Nein, das wird leider immer wieder missverstanden. Der Abschied von den DIV ist beschlossen, allerdings noch nicht mit einer festen Terminplanung. Die derzeit durchgeführten Umstellungen bis 2016 bzw. angekündigten ab 2017 betreffen noch nicht direkt die Abschaffung der DIV sondern sind nur ein Schritt in diese Richtung.

Die DIV sind übrigens noch gar nicht mal so alt, erst 1995/1997 war Deutschland offiziell komplett auf digitale Vermittlungsstellen (EWSD und S12) umgestellt. Langfristig soll nun VoIP/NGN per Paketvermittlung die leitungsvermittelt basierten DIV komplett ablösen.
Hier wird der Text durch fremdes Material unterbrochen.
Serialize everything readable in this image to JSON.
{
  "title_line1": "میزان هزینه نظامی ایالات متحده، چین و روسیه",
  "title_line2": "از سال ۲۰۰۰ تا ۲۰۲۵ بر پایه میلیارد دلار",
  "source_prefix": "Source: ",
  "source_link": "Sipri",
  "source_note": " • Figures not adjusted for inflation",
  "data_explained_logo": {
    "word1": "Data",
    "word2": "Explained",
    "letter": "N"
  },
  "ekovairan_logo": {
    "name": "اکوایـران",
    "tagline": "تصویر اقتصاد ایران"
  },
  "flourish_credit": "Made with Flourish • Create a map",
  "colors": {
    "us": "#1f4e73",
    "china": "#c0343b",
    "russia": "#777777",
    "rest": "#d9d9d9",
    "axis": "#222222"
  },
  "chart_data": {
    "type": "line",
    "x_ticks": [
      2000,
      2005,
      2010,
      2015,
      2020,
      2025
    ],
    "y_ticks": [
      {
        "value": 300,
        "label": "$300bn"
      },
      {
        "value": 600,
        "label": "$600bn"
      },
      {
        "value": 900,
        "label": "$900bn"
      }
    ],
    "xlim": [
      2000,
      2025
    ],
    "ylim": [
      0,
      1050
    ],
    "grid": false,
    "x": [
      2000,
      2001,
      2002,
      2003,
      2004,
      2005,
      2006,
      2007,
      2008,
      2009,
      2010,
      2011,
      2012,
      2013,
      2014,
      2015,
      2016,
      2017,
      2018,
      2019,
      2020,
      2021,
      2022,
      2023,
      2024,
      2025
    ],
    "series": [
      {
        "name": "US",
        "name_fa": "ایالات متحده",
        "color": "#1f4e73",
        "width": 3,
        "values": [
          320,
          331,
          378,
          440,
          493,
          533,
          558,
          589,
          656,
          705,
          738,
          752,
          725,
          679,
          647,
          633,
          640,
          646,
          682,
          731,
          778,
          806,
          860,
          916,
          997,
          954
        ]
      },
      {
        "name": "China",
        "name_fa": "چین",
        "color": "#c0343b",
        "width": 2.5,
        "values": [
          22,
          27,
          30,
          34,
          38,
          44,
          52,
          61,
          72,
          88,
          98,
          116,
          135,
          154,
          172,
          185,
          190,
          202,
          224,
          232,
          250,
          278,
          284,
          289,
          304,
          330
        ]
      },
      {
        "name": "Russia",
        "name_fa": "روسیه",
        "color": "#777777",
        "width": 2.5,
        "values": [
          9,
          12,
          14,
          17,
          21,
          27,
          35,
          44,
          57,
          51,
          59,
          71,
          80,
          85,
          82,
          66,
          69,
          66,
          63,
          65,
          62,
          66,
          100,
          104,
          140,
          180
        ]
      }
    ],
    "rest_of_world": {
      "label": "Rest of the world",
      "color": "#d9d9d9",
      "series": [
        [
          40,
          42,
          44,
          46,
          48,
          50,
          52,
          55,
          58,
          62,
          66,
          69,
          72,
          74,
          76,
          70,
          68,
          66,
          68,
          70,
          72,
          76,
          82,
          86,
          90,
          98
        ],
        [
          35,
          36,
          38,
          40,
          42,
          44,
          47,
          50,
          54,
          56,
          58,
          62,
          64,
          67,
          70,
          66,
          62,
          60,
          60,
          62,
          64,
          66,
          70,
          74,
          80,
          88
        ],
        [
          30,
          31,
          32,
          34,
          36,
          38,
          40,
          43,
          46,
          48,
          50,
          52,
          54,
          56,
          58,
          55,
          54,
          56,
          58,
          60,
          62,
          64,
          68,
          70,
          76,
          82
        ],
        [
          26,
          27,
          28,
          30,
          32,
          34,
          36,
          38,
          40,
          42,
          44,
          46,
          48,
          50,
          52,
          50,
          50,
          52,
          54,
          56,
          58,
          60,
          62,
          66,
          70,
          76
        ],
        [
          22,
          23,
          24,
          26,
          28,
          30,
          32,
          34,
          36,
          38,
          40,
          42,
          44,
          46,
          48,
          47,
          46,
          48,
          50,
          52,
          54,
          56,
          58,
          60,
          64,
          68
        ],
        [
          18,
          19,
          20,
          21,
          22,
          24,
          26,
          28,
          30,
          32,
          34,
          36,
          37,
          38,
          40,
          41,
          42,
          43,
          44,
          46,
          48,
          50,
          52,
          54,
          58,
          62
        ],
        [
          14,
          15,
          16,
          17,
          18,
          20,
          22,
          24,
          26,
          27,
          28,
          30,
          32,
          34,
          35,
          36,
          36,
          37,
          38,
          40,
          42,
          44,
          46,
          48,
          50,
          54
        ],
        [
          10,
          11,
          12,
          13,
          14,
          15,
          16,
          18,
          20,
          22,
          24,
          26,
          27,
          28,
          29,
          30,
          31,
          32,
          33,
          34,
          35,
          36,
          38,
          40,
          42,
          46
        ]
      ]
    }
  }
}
Je nachdem was man nun unter "analoger Telefonie" versteht kann man also entweder sagen:
  • Nein, denn die analoge Telefonie gibt es bereits seit Mitte der 90er nicht mehr oder
  • Nein, denn analoge Telefonanschlüsse (sog. POTS-Anschlüsse) wird es auch weiterhin geben.

POTS-Anschlüsse werden also schon seit einer ganzen Zeit in der VSt. digitalisiert, daran änderst sich auch mit VoIP/NGN nichts, nur das die Digitalisierung von analogen Anschlüssen in der VSt. bis jetzt eben noch per EWSD oder S12 Technik stattfindet und in Zukunft in der VSt. per POTS-Linecard im MSAN stattfinden soll (also ein Wechsel von ISDN auf VoIP).
Zusätzlich soll (vermutlich langfristig) ISDN wegfallen (worauf ja quasi die Technik der DIV basierte und somit eigentlich auch nicht mehr notwendig sein sollte mit NGN) sowie kurz- bis mittelfristig xDSL-Anschlüsse mit Splitter in der VSt. und beim Kunden. Ebenfalls auf das "Altenteil" geschickt werden soll noch OPAL/HYTAS (gehört zu den DIV) und die "ATM-Plattform" für DSL-Anschlüsse.
 
Hhm ein wichtiger Einwand und gute Antworten! Manchmal macht man sich wirklich zu sehr von Technik abhängig und dann kommt das böse erwachen wenn etwas passiert.
 
Wenn zurzeit das Internet ausfällt ist mein VoIP gestört.
Mein ISDN funktioniert dennoch.

Wenn mein ISDN über die Paketvermittlung geschaltet wird muss ich mir eine Trommel anschaffen - Rauchzeichen werden ja nicht geduldet. :)
 
Mit dem gebetsmühlenartigen "Analogleitung geht immer" (oder verdammt lange) versteckt man die Problematik nur per PAL(Problem anderer Leute [Douglas Adams])-Feld. Jegliche Kommunikation läuft nur solange, wie es die USV-Maßnahmen des Anbieters und des Kunden zulassen. Sich in Krisenzeiten auf die amtsseitig Speisung der Telefone zu verlassen, ist und bleibt (grob) fahrlässig. Ebenso fahrlässig ist es natürlich vom Anbieter, da nichts zu machen.